Jay Dubow, a partner and co-leader of Troutman Pepper Locke’s Securities Investigations + Enforcement Practice Group, was quoted in the March 25, 2026 Corporate Compliance Insights article, “A Busy Month at the SEC: What Compliance Teams Need to Do Now.”

  • As for the seemingly rapid rate of change at the commission, the real-world impact will depend on whether companies are facing active SEC investigations, said Jay Dubow, partner and co-lead of Troutman Pepper Locke’s securities investigations and enforcement practice group and former branch chief of the Enforcement Division.
  • “[The updated enforcement manual] sort of gives you an idea of how [an investigation is] going to proceed and what’s likely going to happen in terms of process during the course of such investigations,” Dubow said.
  • And while the audience for it is SEC staff and not the SEC-registered community, its expectation-setting may be useful for corporate leaders.

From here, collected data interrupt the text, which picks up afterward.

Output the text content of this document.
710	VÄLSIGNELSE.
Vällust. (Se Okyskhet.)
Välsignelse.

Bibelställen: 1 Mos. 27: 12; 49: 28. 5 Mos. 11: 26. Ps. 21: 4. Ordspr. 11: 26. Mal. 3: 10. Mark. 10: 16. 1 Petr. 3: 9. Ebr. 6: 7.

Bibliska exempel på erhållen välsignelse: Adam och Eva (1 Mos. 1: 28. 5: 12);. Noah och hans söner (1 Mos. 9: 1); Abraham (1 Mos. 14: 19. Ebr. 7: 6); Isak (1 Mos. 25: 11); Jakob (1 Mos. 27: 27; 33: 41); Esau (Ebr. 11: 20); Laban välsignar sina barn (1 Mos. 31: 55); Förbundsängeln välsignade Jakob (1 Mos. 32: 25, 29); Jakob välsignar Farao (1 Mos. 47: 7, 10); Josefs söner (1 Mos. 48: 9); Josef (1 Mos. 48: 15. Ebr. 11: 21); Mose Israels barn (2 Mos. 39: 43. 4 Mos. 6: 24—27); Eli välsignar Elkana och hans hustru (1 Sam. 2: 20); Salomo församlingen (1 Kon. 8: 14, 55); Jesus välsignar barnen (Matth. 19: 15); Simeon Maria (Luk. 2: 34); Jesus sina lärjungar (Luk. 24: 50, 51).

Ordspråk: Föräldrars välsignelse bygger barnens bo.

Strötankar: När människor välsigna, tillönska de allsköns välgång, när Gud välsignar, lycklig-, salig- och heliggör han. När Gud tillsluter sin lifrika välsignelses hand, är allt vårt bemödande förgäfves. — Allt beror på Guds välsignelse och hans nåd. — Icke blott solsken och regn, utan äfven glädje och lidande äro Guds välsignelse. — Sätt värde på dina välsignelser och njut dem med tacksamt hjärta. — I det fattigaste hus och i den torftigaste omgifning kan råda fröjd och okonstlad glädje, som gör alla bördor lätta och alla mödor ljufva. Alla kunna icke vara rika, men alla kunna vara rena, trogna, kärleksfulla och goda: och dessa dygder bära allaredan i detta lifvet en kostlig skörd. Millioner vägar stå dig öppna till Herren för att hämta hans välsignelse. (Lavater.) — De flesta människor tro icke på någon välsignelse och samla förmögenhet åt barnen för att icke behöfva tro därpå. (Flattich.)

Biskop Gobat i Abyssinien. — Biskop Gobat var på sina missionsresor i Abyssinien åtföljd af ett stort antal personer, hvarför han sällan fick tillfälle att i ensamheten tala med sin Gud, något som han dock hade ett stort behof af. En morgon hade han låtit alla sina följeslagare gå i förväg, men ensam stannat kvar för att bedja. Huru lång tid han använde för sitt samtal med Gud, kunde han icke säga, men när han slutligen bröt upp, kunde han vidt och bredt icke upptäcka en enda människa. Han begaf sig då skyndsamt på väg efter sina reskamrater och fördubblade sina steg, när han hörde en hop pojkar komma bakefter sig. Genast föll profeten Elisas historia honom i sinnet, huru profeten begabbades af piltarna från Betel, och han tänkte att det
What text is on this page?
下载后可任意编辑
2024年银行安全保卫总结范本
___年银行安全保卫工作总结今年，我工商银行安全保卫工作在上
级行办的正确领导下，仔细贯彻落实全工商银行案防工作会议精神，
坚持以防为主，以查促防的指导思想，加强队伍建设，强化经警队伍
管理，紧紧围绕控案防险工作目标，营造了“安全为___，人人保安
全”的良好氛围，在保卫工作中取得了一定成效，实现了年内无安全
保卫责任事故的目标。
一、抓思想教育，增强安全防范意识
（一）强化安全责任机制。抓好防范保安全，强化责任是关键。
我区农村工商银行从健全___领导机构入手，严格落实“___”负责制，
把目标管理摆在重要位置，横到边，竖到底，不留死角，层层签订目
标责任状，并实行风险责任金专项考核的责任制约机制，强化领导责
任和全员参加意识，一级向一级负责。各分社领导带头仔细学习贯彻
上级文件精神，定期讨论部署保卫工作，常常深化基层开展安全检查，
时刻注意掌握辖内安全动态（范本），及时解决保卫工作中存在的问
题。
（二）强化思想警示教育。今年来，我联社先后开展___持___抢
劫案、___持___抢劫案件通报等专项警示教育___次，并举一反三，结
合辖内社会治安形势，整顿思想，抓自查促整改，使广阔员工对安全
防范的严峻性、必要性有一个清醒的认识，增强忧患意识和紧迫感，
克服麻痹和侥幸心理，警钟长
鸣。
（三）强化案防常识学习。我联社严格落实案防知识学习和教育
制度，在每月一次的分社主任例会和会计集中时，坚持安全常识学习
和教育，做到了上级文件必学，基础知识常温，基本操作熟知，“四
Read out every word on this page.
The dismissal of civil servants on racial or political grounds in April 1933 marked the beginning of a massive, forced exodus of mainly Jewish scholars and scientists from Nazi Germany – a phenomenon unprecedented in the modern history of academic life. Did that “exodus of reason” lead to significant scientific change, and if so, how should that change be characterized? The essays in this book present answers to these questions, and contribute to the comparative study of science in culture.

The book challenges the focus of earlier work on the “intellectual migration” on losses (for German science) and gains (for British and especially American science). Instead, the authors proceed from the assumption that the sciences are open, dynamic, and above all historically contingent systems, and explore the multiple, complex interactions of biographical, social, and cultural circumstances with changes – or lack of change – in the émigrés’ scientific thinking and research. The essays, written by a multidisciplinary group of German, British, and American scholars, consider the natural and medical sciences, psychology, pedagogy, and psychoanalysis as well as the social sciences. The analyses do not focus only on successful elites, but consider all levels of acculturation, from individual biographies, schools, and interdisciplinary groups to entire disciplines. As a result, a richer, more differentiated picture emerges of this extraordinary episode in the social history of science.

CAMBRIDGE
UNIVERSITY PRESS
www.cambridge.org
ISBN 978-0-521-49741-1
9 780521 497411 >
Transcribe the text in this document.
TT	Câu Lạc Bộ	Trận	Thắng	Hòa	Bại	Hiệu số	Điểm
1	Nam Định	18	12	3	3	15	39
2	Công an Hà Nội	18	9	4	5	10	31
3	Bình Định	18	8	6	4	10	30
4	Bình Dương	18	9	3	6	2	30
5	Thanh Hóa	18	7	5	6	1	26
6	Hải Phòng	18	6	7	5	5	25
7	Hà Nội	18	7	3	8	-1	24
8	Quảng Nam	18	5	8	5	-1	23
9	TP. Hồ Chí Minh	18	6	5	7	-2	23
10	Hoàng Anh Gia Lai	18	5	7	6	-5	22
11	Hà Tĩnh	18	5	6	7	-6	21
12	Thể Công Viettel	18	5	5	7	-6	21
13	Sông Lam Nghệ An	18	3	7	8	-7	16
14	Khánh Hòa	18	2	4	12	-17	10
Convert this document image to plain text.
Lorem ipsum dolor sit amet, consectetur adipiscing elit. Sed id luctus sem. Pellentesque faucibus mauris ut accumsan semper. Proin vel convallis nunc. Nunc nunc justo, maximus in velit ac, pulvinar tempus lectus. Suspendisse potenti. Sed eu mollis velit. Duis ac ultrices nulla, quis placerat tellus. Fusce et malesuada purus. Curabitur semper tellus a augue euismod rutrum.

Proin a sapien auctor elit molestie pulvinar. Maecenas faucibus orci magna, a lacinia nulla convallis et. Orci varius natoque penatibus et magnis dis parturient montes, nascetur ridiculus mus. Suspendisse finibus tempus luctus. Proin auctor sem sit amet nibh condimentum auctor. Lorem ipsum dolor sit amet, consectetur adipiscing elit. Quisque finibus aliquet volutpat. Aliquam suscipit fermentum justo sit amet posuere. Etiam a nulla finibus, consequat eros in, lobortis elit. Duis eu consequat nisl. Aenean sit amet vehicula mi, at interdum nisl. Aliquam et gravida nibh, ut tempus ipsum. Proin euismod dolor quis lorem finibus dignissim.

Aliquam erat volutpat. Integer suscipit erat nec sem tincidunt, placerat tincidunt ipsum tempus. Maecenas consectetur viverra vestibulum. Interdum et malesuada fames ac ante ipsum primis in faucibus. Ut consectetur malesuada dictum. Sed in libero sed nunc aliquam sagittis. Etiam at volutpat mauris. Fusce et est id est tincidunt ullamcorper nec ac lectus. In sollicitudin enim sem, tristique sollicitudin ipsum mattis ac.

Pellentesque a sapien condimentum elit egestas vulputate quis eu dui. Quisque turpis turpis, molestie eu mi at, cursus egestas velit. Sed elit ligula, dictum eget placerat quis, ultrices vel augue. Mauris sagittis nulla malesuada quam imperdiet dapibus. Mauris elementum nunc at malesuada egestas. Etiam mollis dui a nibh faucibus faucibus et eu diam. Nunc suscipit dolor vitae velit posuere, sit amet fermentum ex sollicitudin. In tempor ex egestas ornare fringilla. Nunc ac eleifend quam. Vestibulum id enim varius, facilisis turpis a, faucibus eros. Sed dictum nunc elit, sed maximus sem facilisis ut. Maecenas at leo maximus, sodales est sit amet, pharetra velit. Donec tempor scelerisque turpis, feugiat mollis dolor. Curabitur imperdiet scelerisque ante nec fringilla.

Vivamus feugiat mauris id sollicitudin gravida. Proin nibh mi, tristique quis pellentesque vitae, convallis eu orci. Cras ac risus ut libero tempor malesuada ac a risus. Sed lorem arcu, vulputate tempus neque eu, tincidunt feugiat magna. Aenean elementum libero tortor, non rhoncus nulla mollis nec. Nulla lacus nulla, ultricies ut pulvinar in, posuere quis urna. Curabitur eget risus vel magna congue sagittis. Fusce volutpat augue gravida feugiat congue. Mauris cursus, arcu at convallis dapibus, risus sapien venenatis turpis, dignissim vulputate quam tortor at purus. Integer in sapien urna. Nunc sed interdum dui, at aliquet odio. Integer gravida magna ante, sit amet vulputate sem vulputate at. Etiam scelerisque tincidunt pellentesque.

  • “I think over the course of a number of years, in terms of, say, access to information that the staff developed, it was up to the staff members involved,” Dubow told CCI. “If I was involved in a case, some staff members would provide information to me during a Wells process and others wouldn’t. And now it’s supposed to be the same throughout the division.”
  • From a practical perspective, this information-sharing could benefit investigators and the investigated, depending on the situation, Dubow said.
  • “If the staff hides the ball on certain information, it doesn’t allow the potential defendants or respondents to an enforcement action to address that. And they may have a very good response to something,” Dubow said. “Sometimes for clients involved in SEC investigations, they may think that there isn’t a cause of action, and there could be evidence that’s unknown to them … that would help make the case that there’s more of a case than they thought.”